One of the issues that people seem to bring up to me the most is inflation, particularly hyperinflation. When people see charts like this one that show a vastly increasing money supply they are rightly concerned. One possible course of action I hear a lot is something along the lines of “hey that’s why I’m going to take out a bunch of loans so I can pay them back with cheap dollars and I’ll be protected.” Not a bad concept, and indeed it will work for a few, but based on this story about inflation in Iran (from Greg Mankiw’s blog) it’s not something I would give a very good chance of actually working if/when the time comes:
http://m.theatlantic.com/magazine/archive/2013/04/my-hyperinflation-vacation/309263
As in all cases of runaway inflation, there are winners among the losers. Iranians with foresight and the ability to borrow have profited enormously from the past year’s inflation. Many Iranians complain, Salehi-Isfahani of Virginia Tech told me later, that only the most politically connected people get significant loans from banks, so there is an inherent iniquity in the ability to profit off severe inflation. It’s easy to see why credit is rationed in Iran: the interest rate facing borrowers is fixed at 21 percent, so an inflation rate of about 30 percent means an automatic real rate of return of nearly 10 percent, just for borrowing.
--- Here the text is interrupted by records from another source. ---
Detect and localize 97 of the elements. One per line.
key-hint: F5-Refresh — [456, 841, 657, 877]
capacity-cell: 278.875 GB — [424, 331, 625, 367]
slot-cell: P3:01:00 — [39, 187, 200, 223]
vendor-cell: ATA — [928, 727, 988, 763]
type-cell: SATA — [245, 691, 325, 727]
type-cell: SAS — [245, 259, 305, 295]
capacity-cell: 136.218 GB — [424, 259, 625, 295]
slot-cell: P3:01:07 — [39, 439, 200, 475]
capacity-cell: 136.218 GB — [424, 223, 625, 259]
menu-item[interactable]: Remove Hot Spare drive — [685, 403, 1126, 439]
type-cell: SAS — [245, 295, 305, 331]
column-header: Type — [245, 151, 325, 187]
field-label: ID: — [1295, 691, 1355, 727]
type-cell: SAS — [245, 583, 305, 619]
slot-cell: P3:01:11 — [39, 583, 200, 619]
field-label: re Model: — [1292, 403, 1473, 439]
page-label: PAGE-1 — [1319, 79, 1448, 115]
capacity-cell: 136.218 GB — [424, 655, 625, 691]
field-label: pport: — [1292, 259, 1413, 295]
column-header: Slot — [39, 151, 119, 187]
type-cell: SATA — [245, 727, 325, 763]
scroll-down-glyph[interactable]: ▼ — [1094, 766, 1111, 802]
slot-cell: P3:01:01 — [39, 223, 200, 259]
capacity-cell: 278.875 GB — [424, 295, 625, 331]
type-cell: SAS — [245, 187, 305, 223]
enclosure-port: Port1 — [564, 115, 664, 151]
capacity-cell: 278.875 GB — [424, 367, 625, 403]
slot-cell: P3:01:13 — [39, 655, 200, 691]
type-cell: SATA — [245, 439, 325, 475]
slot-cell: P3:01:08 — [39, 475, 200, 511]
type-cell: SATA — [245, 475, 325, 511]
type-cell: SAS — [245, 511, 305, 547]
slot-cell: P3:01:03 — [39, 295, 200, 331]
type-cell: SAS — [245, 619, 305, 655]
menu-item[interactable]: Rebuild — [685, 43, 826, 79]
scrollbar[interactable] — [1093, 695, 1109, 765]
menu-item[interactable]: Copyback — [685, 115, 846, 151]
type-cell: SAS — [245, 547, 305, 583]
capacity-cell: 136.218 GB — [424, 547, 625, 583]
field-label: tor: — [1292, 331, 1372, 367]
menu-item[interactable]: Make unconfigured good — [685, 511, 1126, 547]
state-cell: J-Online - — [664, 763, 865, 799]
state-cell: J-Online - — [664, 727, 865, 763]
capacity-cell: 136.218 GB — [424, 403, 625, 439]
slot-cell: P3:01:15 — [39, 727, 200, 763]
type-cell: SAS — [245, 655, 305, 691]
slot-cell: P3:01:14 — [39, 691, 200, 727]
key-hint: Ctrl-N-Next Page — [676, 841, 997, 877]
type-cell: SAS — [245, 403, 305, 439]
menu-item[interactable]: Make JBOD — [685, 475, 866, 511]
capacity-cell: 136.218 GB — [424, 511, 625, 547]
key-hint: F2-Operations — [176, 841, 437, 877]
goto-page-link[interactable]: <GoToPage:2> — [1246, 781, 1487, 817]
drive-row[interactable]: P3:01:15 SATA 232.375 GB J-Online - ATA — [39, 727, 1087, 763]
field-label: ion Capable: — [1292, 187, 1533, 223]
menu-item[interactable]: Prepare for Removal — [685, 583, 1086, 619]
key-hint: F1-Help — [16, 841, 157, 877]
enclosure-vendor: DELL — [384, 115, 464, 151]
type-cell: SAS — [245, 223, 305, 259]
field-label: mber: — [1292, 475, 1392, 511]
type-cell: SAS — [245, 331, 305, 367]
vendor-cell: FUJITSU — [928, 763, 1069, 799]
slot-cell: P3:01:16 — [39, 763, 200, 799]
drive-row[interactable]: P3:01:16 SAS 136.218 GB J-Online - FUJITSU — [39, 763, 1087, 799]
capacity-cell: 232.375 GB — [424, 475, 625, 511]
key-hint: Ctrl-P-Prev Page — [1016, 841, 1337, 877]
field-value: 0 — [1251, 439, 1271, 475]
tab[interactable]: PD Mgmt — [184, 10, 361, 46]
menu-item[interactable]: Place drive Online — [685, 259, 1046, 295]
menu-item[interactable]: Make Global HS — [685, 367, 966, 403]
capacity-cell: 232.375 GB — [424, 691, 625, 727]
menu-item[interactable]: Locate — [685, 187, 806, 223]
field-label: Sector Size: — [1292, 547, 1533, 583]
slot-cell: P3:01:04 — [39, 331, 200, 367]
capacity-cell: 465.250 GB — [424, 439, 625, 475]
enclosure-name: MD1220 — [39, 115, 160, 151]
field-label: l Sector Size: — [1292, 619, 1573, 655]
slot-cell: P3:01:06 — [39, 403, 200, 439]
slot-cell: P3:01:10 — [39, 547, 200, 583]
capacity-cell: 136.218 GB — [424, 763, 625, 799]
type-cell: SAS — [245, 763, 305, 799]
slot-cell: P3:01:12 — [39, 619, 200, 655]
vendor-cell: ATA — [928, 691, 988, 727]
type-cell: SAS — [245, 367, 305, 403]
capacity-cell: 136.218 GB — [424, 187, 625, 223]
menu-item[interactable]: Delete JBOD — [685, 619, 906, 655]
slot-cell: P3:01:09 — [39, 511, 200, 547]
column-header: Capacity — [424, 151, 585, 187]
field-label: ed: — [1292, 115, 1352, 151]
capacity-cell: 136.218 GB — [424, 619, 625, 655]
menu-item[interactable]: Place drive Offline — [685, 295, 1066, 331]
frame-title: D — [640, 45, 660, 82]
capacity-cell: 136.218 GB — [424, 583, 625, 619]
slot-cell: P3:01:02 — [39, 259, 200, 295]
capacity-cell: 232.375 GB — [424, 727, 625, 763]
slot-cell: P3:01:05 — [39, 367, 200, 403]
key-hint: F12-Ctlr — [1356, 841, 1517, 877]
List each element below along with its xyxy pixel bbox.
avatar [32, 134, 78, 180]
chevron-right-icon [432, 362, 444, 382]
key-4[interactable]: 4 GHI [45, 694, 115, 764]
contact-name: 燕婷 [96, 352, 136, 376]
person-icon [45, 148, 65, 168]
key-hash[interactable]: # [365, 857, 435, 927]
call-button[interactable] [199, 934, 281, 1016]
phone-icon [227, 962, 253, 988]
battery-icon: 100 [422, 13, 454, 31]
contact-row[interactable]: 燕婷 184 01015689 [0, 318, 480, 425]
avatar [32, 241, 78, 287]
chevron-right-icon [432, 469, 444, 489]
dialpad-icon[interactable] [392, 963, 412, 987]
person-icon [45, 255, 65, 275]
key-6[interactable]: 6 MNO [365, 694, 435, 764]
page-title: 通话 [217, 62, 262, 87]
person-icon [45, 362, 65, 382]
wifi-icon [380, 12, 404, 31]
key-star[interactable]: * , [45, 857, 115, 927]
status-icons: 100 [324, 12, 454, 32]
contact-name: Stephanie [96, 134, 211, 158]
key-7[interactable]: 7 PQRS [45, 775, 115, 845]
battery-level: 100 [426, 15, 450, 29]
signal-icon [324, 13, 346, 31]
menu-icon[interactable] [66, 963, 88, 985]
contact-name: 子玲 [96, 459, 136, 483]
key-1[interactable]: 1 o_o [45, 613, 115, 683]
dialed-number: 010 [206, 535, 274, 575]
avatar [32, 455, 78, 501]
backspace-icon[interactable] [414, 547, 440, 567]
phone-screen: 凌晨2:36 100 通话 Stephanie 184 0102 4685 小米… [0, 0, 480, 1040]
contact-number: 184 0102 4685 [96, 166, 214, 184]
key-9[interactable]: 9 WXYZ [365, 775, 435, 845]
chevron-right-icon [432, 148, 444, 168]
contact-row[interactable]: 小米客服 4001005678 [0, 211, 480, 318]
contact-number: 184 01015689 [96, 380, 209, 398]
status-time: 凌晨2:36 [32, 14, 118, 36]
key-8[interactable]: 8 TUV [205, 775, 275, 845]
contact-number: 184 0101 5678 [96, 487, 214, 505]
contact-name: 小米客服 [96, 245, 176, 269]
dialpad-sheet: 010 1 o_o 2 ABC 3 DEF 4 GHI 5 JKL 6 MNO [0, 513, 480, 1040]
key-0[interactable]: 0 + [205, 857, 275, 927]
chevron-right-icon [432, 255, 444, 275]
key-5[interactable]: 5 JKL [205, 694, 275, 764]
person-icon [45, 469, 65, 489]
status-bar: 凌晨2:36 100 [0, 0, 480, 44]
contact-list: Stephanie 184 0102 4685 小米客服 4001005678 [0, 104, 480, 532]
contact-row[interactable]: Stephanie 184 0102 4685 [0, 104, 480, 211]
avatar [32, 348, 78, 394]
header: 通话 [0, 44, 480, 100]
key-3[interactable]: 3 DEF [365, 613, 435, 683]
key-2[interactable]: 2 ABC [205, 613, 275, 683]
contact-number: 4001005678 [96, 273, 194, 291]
This dynamic, in which savvy borrowers win big while people on fixed incomes, like the old and the retired, lose their savings, reproduces exactly what we’ve seen in previous inflation episodes elsewhere. “Hyperinflation is among the most cruel forms of government expropriation,” William Masters says. “If the government says it’s going to take your farm away, at least there’s a kind of visible honesty to that.” If you bought a large farm in Zimbabwe in 2000 and had a 30-year fixed-rate mortgage, in 2008 you could have paid that mortgage off with the 10-million-Zimbabwean-dollar note framed in Masters’s office, and expected change back in the transaction. But if you’d been in the more common situation of eking out some small savings, over many years, you’d find that your industry and foresight had been nullified, your thin cushion of savings yanked from under you.
So if you’re hoping to employ a “take out big loans to win” strategy – good luck with that. You’re likely much better off with stable money.